Lorsque le taxi me déposa à l'adresse indiquée dans l'annuaire, je ne fus pas surpris de reconnaître la maison, une villa cossue, et la raison sociale, "L.A. Sovatch", gravée sur une plaque de cuivre ancienne mais bien briquée que mon père avait fixée sur pellicule trente ou quarante ans plus tôt. Des gens soigneux, ces Sovatch, conservateurs. Mais soigneux.
La réceptionniste qui répondit à mon coup de sonnette avait une voix d'aéroport. Rien de commun avec ma correspondante.
"Puis-je voir... , heu, M. Sovatch ?" demandai-je au hasard.
Ma requête parut la choquer.
- Il n'y a pas de monsieur Sovatch, répondit-elle éberluée.
- Alors, votre patron...?
- Madame Sovatch ! fit-elle d'un ton respectueux.
Madame Sovatch ? Evidemment !
La dame ressemblait peu à sa voix.

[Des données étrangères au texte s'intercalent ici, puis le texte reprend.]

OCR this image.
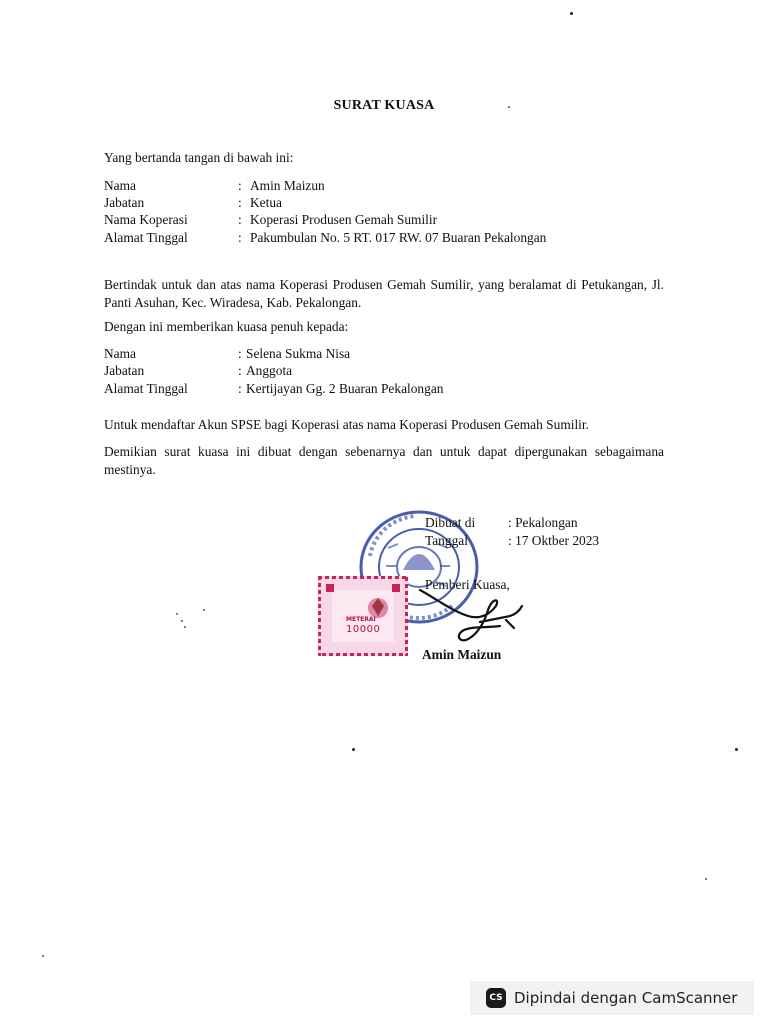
SURAT KUASA
Yang bertanda tangan di bawah ini:
Nama	: Amin Maizun
Jabatan	: Ketua
Nama Koperasi	: Koperasi Produsen Gemah Sumilir
Alamat Tinggal	: Pakumbulan No. 5 RT. 017 RW. 07 Buaran Pekalongan
Bertindak untuk dan atas nama Koperasi Produsen Gemah Sumilir, yang beralamat di Petukangan, Jl. Panti Asuhan, Kec. Wiradesa, Kab. Pekalongan.
Dengan ini memberikan kuasa penuh kepada:
Nama	: Selena Sukma Nisa
Jabatan	: Anggota
Alamat Tinggal	: Kertijayan Gg. 2 Buaran Pekalongan
Untuk mendaftar Akun SPSE bagi Koperasi atas nama Koperasi Produsen Gemah Sumilir.
Demikian surat kuasa ini dibuat dengan sebenarnya dan untuk dapat dipergunakan sebagaimana mestinya.
METERAI
10000
Dibuat di : Pekalongan
Tanggal	: 17 Oktber 2023
Pemberi Kuasa,
Amin Maizun
CS Dipindai dengan CamScanner
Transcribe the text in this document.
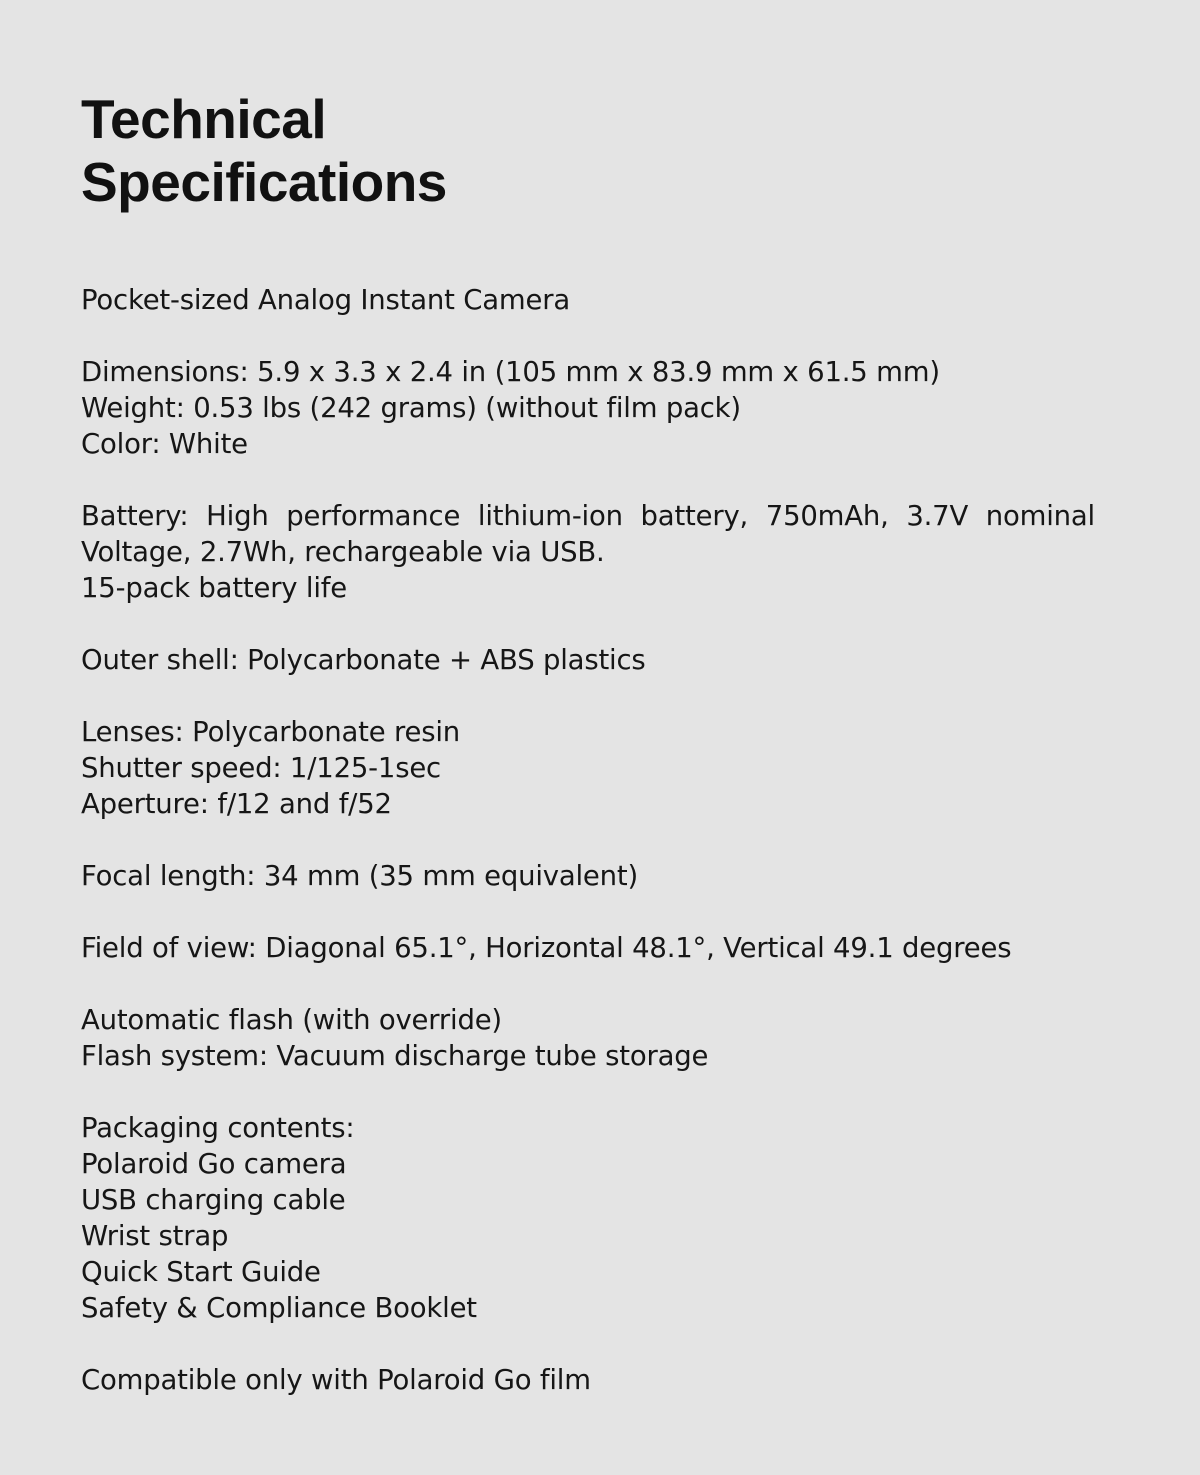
Technical
Specifications
Pocket-sized Analog Instant Camera
Dimensions: 5.9 x 3.3 x 2.4 in (105 mm x 83.9 mm x 61.5 mm)
Weight: 0.53 lbs (242 grams) (without film pack)
Color: White
Battery: High performance lithium-ion battery, 750mAh, 3.7V nominal Voltage, 2.7Wh, rechargeable via USB.
15-pack battery life
Outer shell: Polycarbonate + ABS plastics
Lenses: Polycarbonate resin
Shutter speed: 1/125-1sec
Aperture: f/12 and f/52
Focal length: 34 mm (35 mm equivalent)
Field of view: Diagonal 65.1°, Horizontal 48.1°, Vertical 49.1 degrees
Automatic flash (with override)
Flash system: Vacuum discharge tube storage
Packaging contents:
Polaroid Go camera
USB charging cable
Wrist strap
Quick Start Guide
Safety & Compliance Booklet
Compatible only with Polaroid Go film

En l'entendant au téléphone, j'avais imaginé, allez savoir pourquoi, une grosse dame fripée très maquillée, habillée à l'ancienne. Or, la dame qui me reçut - sans se faire prier - était une blonde élégante aux cheveux très courts, dont les mains fines révélaient une peau nacrée, couleur de miel. Elle me contempla un peu goguenarde de ses yeux d'un bleu intense, presque hypnotique. Je pensai que je m'étais trompé d'adresse jusqu'à ce que j'entende sa voix. C'était bien elle qui m'avait intimé l'ordre d'oublier Karine. Je me préparais à monter à l'assaut lorsqu'elle me cloua le bec:
- Alors, c'est vous le fils de Daniel ? A vous entendre, je ne vous imaginais pas comme ça ! Vous ne lui ressemblez pas du tout !
Décidément !
- Vous connaissiez mon père?  
Elle rit, découvrant son cou, qui révélait son âge.
- Et aussi Karine Beilis, dit-elle très simplement. C'était plus que ma sœur.

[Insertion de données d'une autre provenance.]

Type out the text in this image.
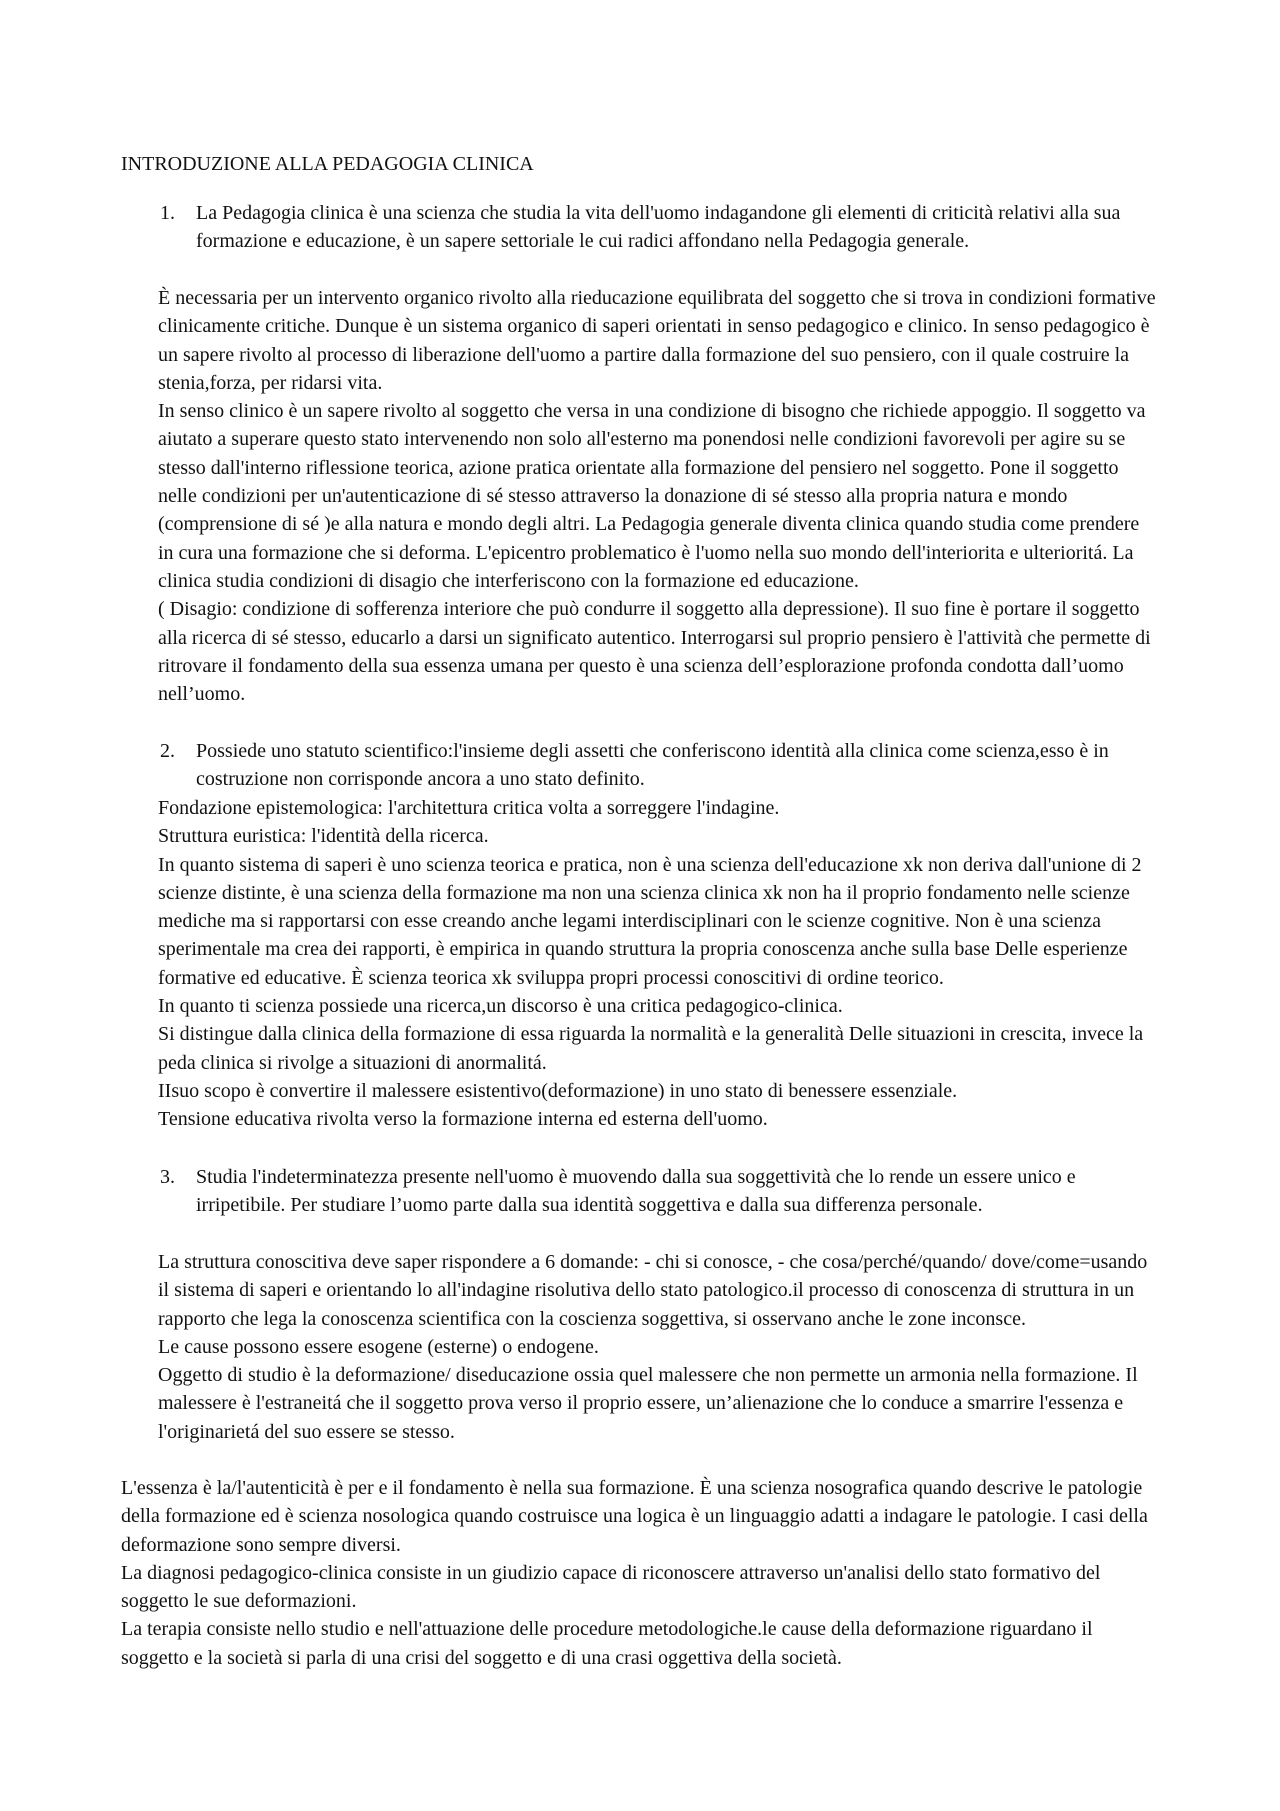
INTRODUZIONE ALLA PEDAGOGIA CLINICA
1. La Pedagogia clinica è una scienza che studia la vita dell'uomo indagandone gli elementi di criticità relativi alla sua formazione e educazione, è un sapere settoriale le cui radici affondano nella Pedagogia generale.

È necessaria per un intervento organico rivolto alla rieducazione equilibrata del soggetto che si trova in condizioni formative clinicamente critiche. Dunque è un sistema organico di saperi orientati in senso pedagogico e clinico. In senso pedagogico è un sapere rivolto al processo di liberazione dell'uomo a partire dalla formazione del suo pensiero, con il quale costruire la stenia,forza, per ridarsi vita.

In senso clinico è un sapere rivolto al soggetto che versa in una condizione di bisogno che richiede appoggio. Il soggetto va aiutato a superare questo stato intervenendo non solo all'esterno ma ponendosi nelle condizioni favorevoli per agire su se stesso dall'interno riflessione teorica, azione pratica orientate alla formazione del pensiero nel soggetto. Pone il soggetto nelle condizioni per un'autenticazione di sé stesso attraverso la donazione di sé stesso alla propria natura e mondo (comprensione di sé )e alla natura e mondo degli altri. La Pedagogia generale diventa clinica quando studia come prendere in cura una formazione che si deforma. L'epicentro problematico è l'uomo nella suo mondo dell'interiorita e ulterioritá. La clinica studia condizioni di disagio che interferiscono con la formazione ed educazione.

( Disagio: condizione di sofferenza interiore che può condurre il soggetto alla depressione). Il suo fine è portare il soggetto alla ricerca di sé stesso, educarlo a darsi un significato autentico. Interrogarsi sul proprio pensiero è l'attività che permette di ritrovare il fondamento della sua essenza umana per questo è una scienza dell’esplorazione profonda condotta dall’uomo nell’uomo.

2. Possiede uno statuto scientifico:l'insieme degli assetti che conferiscono identità alla clinica come scienza,esso è in costruzione non corrisponde ancora a uno stato definito.

Fondazione epistemologica: l'architettura critica volta a sorreggere l'indagine.

Struttura euristica: l'identità della ricerca.

In quanto sistema di saperi è uno scienza teorica e pratica, non è una scienza dell'educazione xk non deriva dall'unione di 2 scienze distinte, è una scienza della formazione ma non una scienza clinica xk non ha il proprio fondamento nelle scienze mediche ma si rapportarsi con esse creando anche legami interdisciplinari con le scienze cognitive. Non è una scienza sperimentale ma crea dei rapporti, è empirica in quando struttura la propria conoscenza anche sulla base Delle esperienze formative ed educative. È scienza teorica xk sviluppa propri processi conoscitivi di ordine teorico.

In quanto ti scienza possiede una ricerca,un discorso è una critica pedagogico-clinica.

Si distingue dalla clinica della formazione di essa riguarda la normalità e la generalità Delle situazioni in crescita, invece la peda clinica si rivolge a situazioni di anormalitá.

IIsuo scopo è convertire il malessere esistentivo(deformazione) in uno stato di benessere essenziale.

Tensione educativa rivolta verso la formazione interna ed esterna dell'uomo.

3. Studia l'indeterminatezza presente nell'uomo è muovendo dalla sua soggettività che lo rende un essere unico e irripetibile. Per studiare l’uomo parte dalla sua identità soggettiva e dalla sua differenza personale.

La struttura conoscitiva deve saper rispondere a 6 domande: - chi si conosce, - che cosa/perché/quando/ dove/come=usando il sistema di saperi e orientando lo all'indagine risolutiva dello stato patologico.il processo di conoscenza di struttura in un rapporto che lega la conoscenza scientifica con la coscienza soggettiva, si osservano anche le zone inconsce.

Le cause possono essere esogene (esterne) o endogene.

Oggetto di studio è la deformazione/ diseducazione ossia quel malessere che non permette un armonia nella formazione. Il malessere è l'estraneitá che il soggetto prova verso il proprio essere, un’alienazione che lo conduce a smarrire l'essenza e l'originarietá del suo essere se stesso.

L'essenza è la/l'autenticità è per e il fondamento è nella sua formazione. È una scienza nosografica quando descrive le patologie della formazione ed è scienza nosologica quando costruisce una logica è un linguaggio adatti a indagare le patologie. I casi della deformazione sono sempre diversi.

La diagnosi pedagogico-clinica consiste in un giudizio capace di riconoscere attraverso un'analisi dello stato formativo del soggetto le sue deformazioni.

La terapia consiste nello studio e nell'attuazione delle procedure metodologiche.le cause della deformazione riguardano il soggetto e la società si parla di una crisi del soggetto e di una crasi oggettiva della società.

- Bien sûr, ajoutai-je dans un élan spontané. C'est donc vous la deuxième fille de la partouze ?
Je m'arrêtai, honteux de mon impertinence. Inconsciemment, le puzzle autour duquel je tournais depuis la mort de mon père venait si soudainement de s'organiser dans ma tête que je n'avais pu me retenir. Mais cette construction abstraite était pure spéculation.
« Pardonnez-moi, dis-je, en rougissant. Je suis si bouleversé ces temps-ci... »
Malgré mes excuses maladroites, j'aurais compris que Madame Sovatch me gifle et me flanque dehors. Or, elle ne protesta même pas.
- Tiens, tiens, Daniel avait donc conservé le film…, murmura-t-elle sans s'émouvoir.
Ce n'était ni une question, ni une exclamation. Juste un constat. Je sentais bien qu'elle n'en dirait pas davantage. Sans me laisser le temps de reprendre mes esprits, elle me tendit la main. Sur son poignet brillait un bijou, un vieil ouvrage d'argent, très ouvragé, exactement pareil à celui que portait Karine sur les super 8 de mon père.